The stock market is about to tip over. The US economic slowdown is likely to be serious, and a financial crisis is possible. Investors have a month or two to protect themselves.
This forecast by renowned stock market strategist and economist François Trahan is worthy of attention. When it was pronounced, in front of an audience of 120 financial analysts gathered in Quebec on September 28, 2016, people were astonished.
“Don’t shoot the messenger,” Mr. Trahan said, according to what journalist Louis Tanguay wrote at the time in Finance and Investment.
If you had been in this room, would you have been affected by these words?
Would you have sold your investments long enough to “let the storm pass”?
If so, you would have probably lost money. The markets continued their ascent. The growth of the US economy continued. A year after that prediction, the S&P 500 was up 19%, including dividends. $10,000 invested in an exchange-traded fund (ETF) tracking the S&P 500 on the day of that prediction is worth more than $20,000 today, just over six years later, for an average annual growth of almost 12%.
Mr. Trahan was talked about recently during his appearance on the set of Gérald Fillion, where he predicted an economic “apocalypse” this year, due to the effects of rapidly rising interest rates.
I don’t know if he’ll be right or wrong – although I’m sure sooner or later there will be crashes. My goal is not to obsess over François Trahan, who is only doing his job, and who does it well since he has won numerous prizes in his 25-year career on Wall Street.
I mention this to warn you: it is not because the great strategists of New York, Toronto or Montreal are making predictions that we should listen to them. Historically, by far the most successful approach has been to simply ignore them.
It should be understood that these strategists do not speak to the average investor. Their audience is institutional investors and portfolio managers who must be held accountable in the short term, and for whom every blip in the market matters.
Also, it’s crazy how wrong strategists are. Not just a little. Enormously. At the start of each year, economists from major Wall Street investment firms give their predictions as to the value of the S&P 500 at the end of the year. Here is what it gave for the year 2022:
And the year 2022 has not been exceptional when it comes to bad predictions. Every year it’s a comedy of errors. The reality surprises economists.
It is that the economy is not led by columns of figures. It is driven by the decisions of billions of human beings. And humans are hard to decipher.
Quite frankly, I don’t pay attention to what the economists say. Think about it. You have all these 160 IQ economists who spend their lives studying the market. Can you name me an ultra-rich economist who made his fortune on the stock market? No.
Warren Buffett, famous investor
Buffett cites the example of John Maynard Keynes, one of the greatest economic theorists in history and father of macroeconomics, the study of major economic trends such as consumption, inflation, gross domestic product (GDP ) and unemployment, in particular.

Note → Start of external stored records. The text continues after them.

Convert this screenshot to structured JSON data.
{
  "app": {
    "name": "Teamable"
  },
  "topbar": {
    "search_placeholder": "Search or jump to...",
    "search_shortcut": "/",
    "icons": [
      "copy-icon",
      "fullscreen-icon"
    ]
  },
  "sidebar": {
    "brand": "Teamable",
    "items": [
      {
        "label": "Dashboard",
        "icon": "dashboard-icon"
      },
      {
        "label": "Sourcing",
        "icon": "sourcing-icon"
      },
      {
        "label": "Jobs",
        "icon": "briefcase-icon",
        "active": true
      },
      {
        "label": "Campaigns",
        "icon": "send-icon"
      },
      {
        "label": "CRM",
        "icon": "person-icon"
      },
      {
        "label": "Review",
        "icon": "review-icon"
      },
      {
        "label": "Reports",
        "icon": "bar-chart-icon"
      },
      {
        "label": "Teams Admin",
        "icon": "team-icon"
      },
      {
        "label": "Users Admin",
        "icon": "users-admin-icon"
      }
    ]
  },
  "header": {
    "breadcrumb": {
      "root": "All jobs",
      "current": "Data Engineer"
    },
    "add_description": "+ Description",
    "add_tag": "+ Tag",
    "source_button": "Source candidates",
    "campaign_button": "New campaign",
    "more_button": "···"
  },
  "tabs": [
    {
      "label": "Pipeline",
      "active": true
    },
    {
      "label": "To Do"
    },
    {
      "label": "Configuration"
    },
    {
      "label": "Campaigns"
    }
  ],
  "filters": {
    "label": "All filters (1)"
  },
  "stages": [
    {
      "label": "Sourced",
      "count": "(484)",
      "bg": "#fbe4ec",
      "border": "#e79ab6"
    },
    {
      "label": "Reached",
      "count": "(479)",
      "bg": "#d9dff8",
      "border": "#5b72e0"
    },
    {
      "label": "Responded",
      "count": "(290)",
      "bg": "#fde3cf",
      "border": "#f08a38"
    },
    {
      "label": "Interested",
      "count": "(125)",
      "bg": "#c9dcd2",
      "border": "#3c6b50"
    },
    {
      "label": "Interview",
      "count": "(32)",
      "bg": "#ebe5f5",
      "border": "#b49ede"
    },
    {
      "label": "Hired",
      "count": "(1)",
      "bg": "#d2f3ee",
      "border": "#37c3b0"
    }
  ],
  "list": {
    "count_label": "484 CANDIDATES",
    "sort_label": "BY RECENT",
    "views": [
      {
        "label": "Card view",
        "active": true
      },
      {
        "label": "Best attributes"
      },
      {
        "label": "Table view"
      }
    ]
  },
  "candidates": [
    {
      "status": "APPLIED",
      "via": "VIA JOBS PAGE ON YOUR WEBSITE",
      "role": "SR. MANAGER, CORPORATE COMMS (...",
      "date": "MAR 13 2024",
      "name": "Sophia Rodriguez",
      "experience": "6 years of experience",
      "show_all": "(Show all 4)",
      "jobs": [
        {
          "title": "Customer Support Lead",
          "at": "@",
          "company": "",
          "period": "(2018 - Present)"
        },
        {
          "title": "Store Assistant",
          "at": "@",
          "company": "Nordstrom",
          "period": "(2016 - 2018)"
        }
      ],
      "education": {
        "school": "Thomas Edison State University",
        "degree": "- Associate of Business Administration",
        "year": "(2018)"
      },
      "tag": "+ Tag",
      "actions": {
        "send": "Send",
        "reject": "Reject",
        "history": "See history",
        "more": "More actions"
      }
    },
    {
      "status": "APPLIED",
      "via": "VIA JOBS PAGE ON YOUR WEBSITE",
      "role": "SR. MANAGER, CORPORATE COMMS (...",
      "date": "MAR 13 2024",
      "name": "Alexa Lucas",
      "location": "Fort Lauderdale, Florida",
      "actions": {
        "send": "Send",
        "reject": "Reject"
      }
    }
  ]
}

Determined to use his knowledge to enrich himself, Keynes invested in the stock market and in currencies in the 1920s and 1930s. He lost a lot of money, before changing his method and investing for the long term, with more success.
“If you look at the whole history of [économistes], they don’t make a lot of money buying and selling stocks, but the people who buy and sell stocks listen to them. I have a little trouble with that,” Buffett says.
Note that journalists are no better than economists when it comes to predicting the future.
Financial author Morgan Housel noted that the words “pandemic” and “virus” were nowhere to be found in the annual forecast that the magazine The Economist published in January 2020. Nor do the words “Russia” and “Ukraine” appear in the forecasts for the year 2022 of the same magazine.
“It was impossible to foresee these two events,” writes Housel. But that’s the problem: the biggest news, the biggest risks, the most consequential events are always the ones you don’t see coming. »
I would add that the events we see coming, the ones that scare the most, often don’t take the form we expected.
For 10 years, we have lived through the debt crisis in Europe, the US federal government shutdown, Trump, the US-China trade war, Brexit, coronavirus, record unemployment rates, the return fromDouble occupation…
An investor who would have invested $10,000 per year during this period in an ETF portfolio composed of 70% Canadian, American and international equities and 30% bonds would now find themselves with more than $152,000, for an average annual growth of more than 7%. And that includes one of the worst decades in history for bond yields.
Morgan Housel has a good phrase to describe his approach to money: “Save like a pessimist, invest like an optimist. »
It’s simple, but it’s not easy.
Especially when you stare the apocalypse in your eyes.